The man was absolutely fascinated with my ass. Spanking it. Sticking plugs up it. Anal beads were also a particular favorite of his. And last but not least, fucking me there. He only did it once or twice a week though, like he saved it as a special treat for himself. In the meantime, he fucked me everywhere else.

He loved taking calls while he had me on my knees under his desk, fucking my face vigorously while keeping his voice monotone and businesslike. He was always fierce with his lovemaking after these calls, and I got it. Yes, he wanted to impress the Elders, but this place was designed for a kinky fuck like him.

He might not like the uncertainty of the Trials, but he loved fucking me and dominating me in front of other men. His latest favorite trick was orgasm denial on Trial days. He’d spend hours working me up, bringing me to the brink but not letting me go over. Because he wanted the most spectacular show for the Elders. It was cruel. It drove me insane. And I dripped for his touch and with need for him unlike I’d even known I could need.

And the things he was training my body to crave… Jesus. Tonight was a Trial night, and all throughout the extended lunch today, he’d teased and teased and then pulled back every time my orgasm began to crest. And then when he’d gone back to work, he’d left me with a vibrator up my pussy, which he’d turn on at varying pulsing speeds all afternoon. So just when I was starting to calm down, he’d turn the damn thing on and have me at the edge again. Endless fucking torture.

At least he’d let me shower alone. I was tempted to rub one out while I was in there, but I knew better. Knowing Emmett, it was probably a test. I couldn’t lie for shit to the man anymore, and he’d inevitably ask.

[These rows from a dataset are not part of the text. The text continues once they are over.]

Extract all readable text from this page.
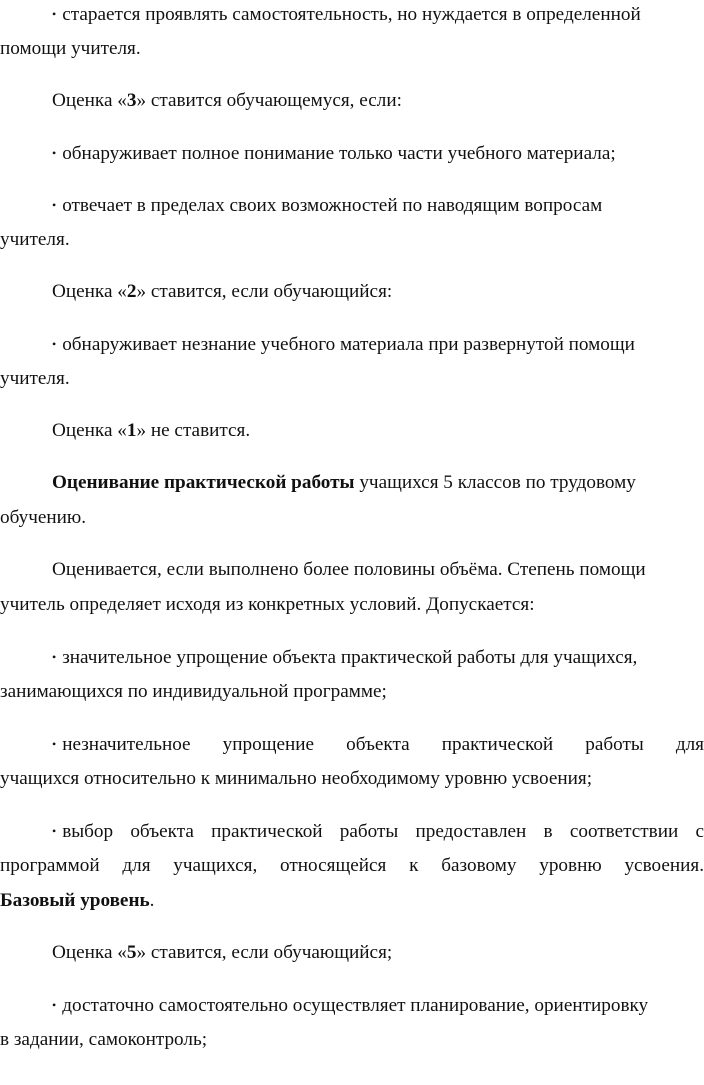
• старается проявлять самостоятельность, но нуждается в определенной
помощи учителя.
Оценка «3» ставится обучающемуся, если:
• обнаруживает полное понимание только части учебного материала;
• отвечает в пределах своих возможностей по наводящим вопросам
учителя.
Оценка «2» ставится, если обучающийся:
• обнаруживает незнание учебного материала при развернутой помощи
учителя.
Оценка «1» не ставится.
Оценивание практической работы учащихся 5 классов по трудовому
обучению.
Оценивается, если выполнено более половины объёма. Степень помощи
учитель определяет исходя из конкретных условий. Допускается:
• значительное упрощение объекта практической работы для учащихся,
занимающихся по индивидуальной программе;
• незначительное упрощение объекта практической работы для
учащихся относительно к минимально необходимому уровню усвоения;
• выбор объекта практической работы предоставлен в соответствии с
программой для учащихся, относящейся к базовому уровню усвоения.
Базовый уровень.
Оценка «5» ставится, если обучающийся;
• достаточно самостоятельно осуществляет планирование, ориентировку
в задании, самоконтроль;
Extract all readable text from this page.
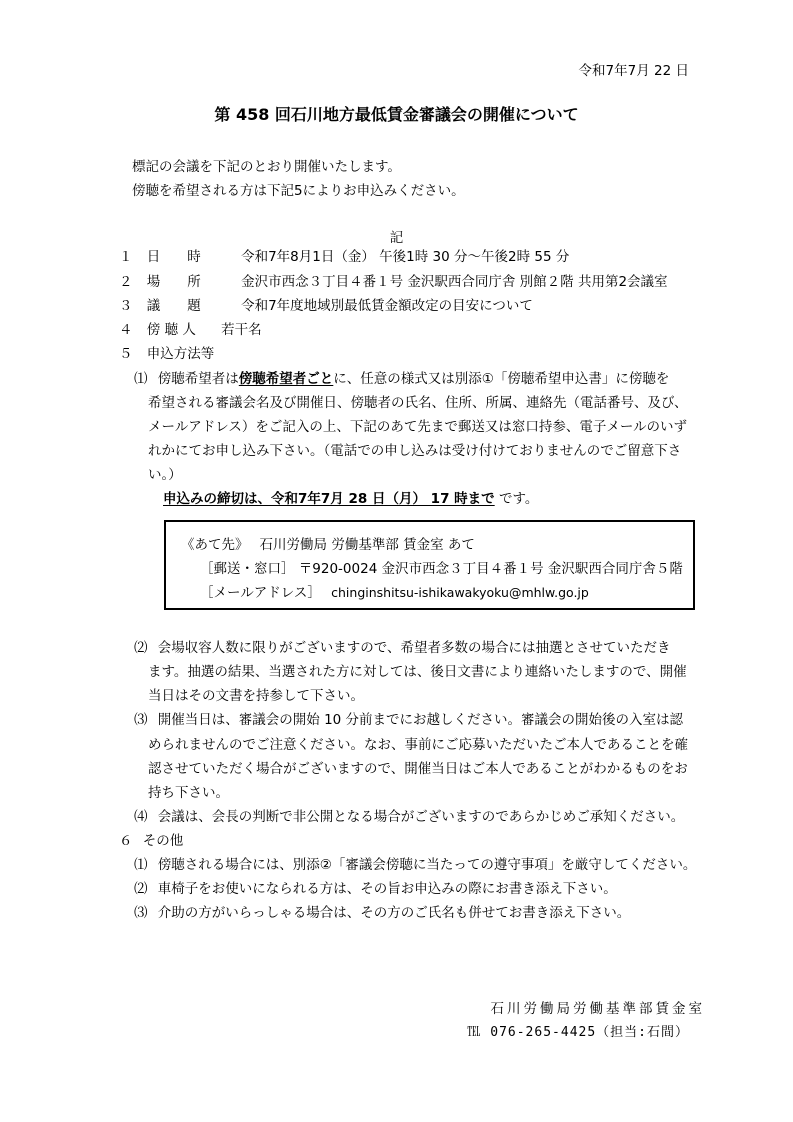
令和7年7月 22 日
第 458 回石川地方最低賃金審議会の開催について
標記の会議を下記のとおり開催いたします。
傍聴を希望される方は下記5によりお申込みください。
記
１ 日　　時	令和7年8月1日（金） 午後1時 30 分～午後2時 55 分
２ 場　　所	金沢市西念３丁目４番１号 金沢駅西合同庁舎 別館２階 共用第2会議室
３ 議　　題	令和7年度地域別最低賃金額改定の目安について
４ 傍 聴 人 若干名
５ 申込方法等
⑴ 傍聴希望者は傍聴希望者ごとに、任意の様式又は別添①「傍聴希望申込書」に傍聴を
希望される審議会名及び開催日、傍聴者の氏名、住所、所属、連絡先（電話番号、及び、
メールアドレス）をご記入の上、下記のあて先まで郵送又は窓口持参、電子メールのいず
れかにてお申し込み下さい。（電話での申し込みは受け付けておりませんのでご留意下さ
い。）
申込みの締切は、令和7年7月 28 日（月） 17 時まで です。
《あて先》　 石川労働局 労働基準部 賃金室 あて
［郵送・窓口］ 〒920-0024 金沢市西念３丁目４番１号 金沢駅西合同庁舎５階
［メールアドレス］ chinginshitsu-ishikawakyoku@mhlw.go.jp
⑵ 会場収容人数に限りがございますので、希望者多数の場合には抽選とさせていただき
ます。抽選の結果、当選された方に対しては、後日文書により連絡いたしますので、開催
当日はその文書を持参して下さい。
⑶ 開催当日は、審議会の開始 10 分前までにお越しください。審議会の開始後の入室は認
められませんのでご注意ください。なお、事前にご応募いただいたご本人であることを確
認させていただく場合がございますので、開催当日はご本人であることがわかるものをお
持ち下さい。
⑷ 会議は、会長の判断で非公開となる場合がございますのであらかじめご承知ください。
６ その他
⑴ 傍聴される場合には、別添②「審議会傍聴に当たっての遵守事項」を厳守してください。
⑵ 車椅子をお使いになられる方は、その旨お申込みの際にお書き添え下さい。
⑶ 介助の方がいらっしゃる場合は、その方のご氏名も併せてお書き添え下さい。
石川労働局労働基準部賃金室
℡ 076-265-4425（担当:石間）
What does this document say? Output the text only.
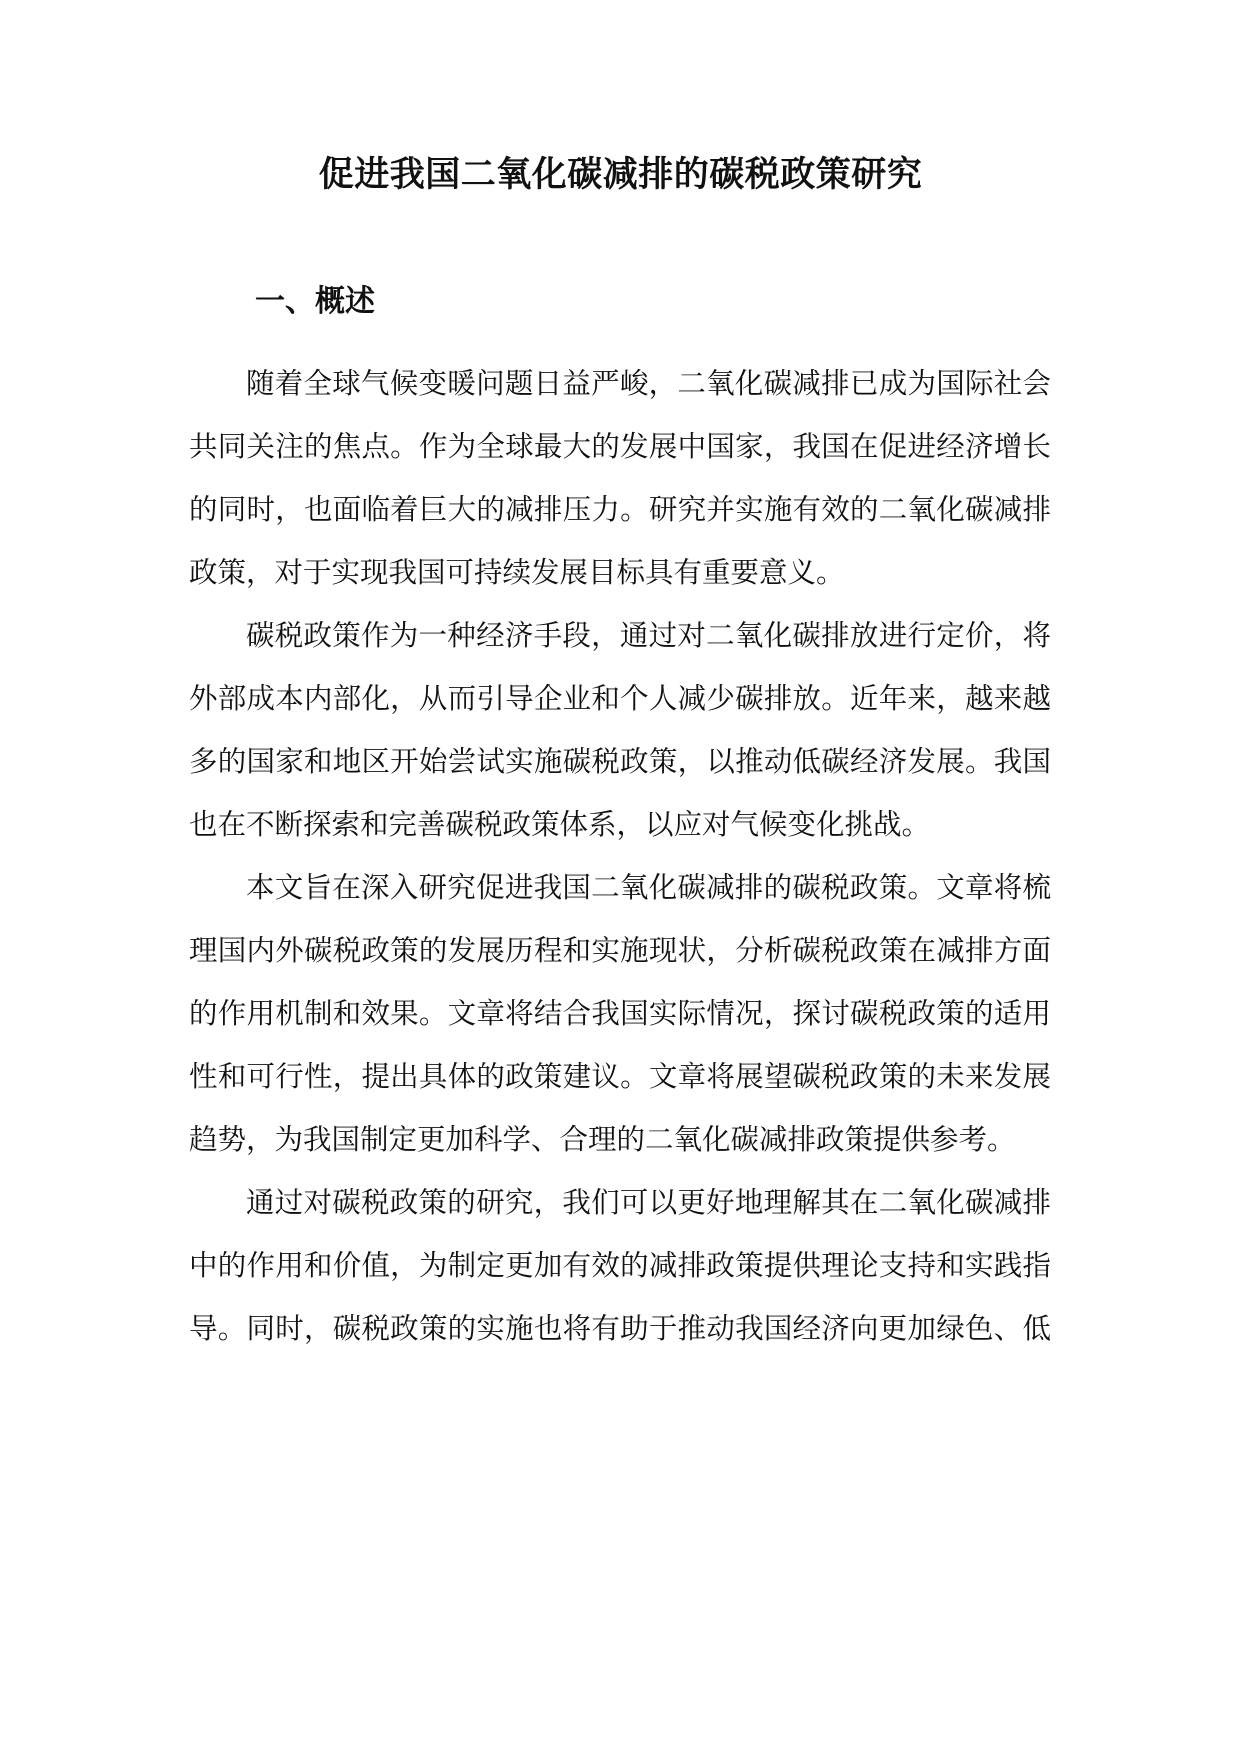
促进我国二氧化碳减排的碳税政策研究
一、概述
随着全球气候变暖问题日益严峻，二氧化碳减排已成为国际社会
共同关注的焦点。作为全球最大的发展中国家，我国在促进经济增长
的同时，也面临着巨大的减排压力。研究并实施有效的二氧化碳减排
政策，对于实现我国可持续发展目标具有重要意义。
碳税政策作为一种经济手段，通过对二氧化碳排放进行定价，将
外部成本内部化，从而引导企业和个人减少碳排放。近年来，越来越
多的国家和地区开始尝试实施碳税政策，以推动低碳经济发展。我国
也在不断探索和完善碳税政策体系，以应对气候变化挑战。
本文旨在深入研究促进我国二氧化碳减排的碳税政策。文章将梳
理国内外碳税政策的发展历程和实施现状，分析碳税政策在减排方面
的作用机制和效果。文章将结合我国实际情况，探讨碳税政策的适用
性和可行性，提出具体的政策建议。文章将展望碳税政策的未来发展
趋势，为我国制定更加科学、合理的二氧化碳减排政策提供参考。
通过对碳税政策的研究，我们可以更好地理解其在二氧化碳减排
中的作用和价值，为制定更加有效的减排政策提供理论支持和实践指
导。同时，碳税政策的实施也将有助于推动我国经济向更加绿色、低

I knew being a good girl meant I’d get to come over and over tonight in front of the Elders, but disobeying meant a punishment that would last far beyond the Trial day. The last time I’d disobeyed, he’d cut me off for days. Not just no sex but giving me the silent treatment and not speaking to me either.

And it was shocking how much my newly sex-starved body rebelled after the near-constant orgasms. I’d been needy and all but begged him to give me my punishment, promising that I’d be a good girl from then on. It was just a part I was playing, I told myself. Just while we were here and I was so bored.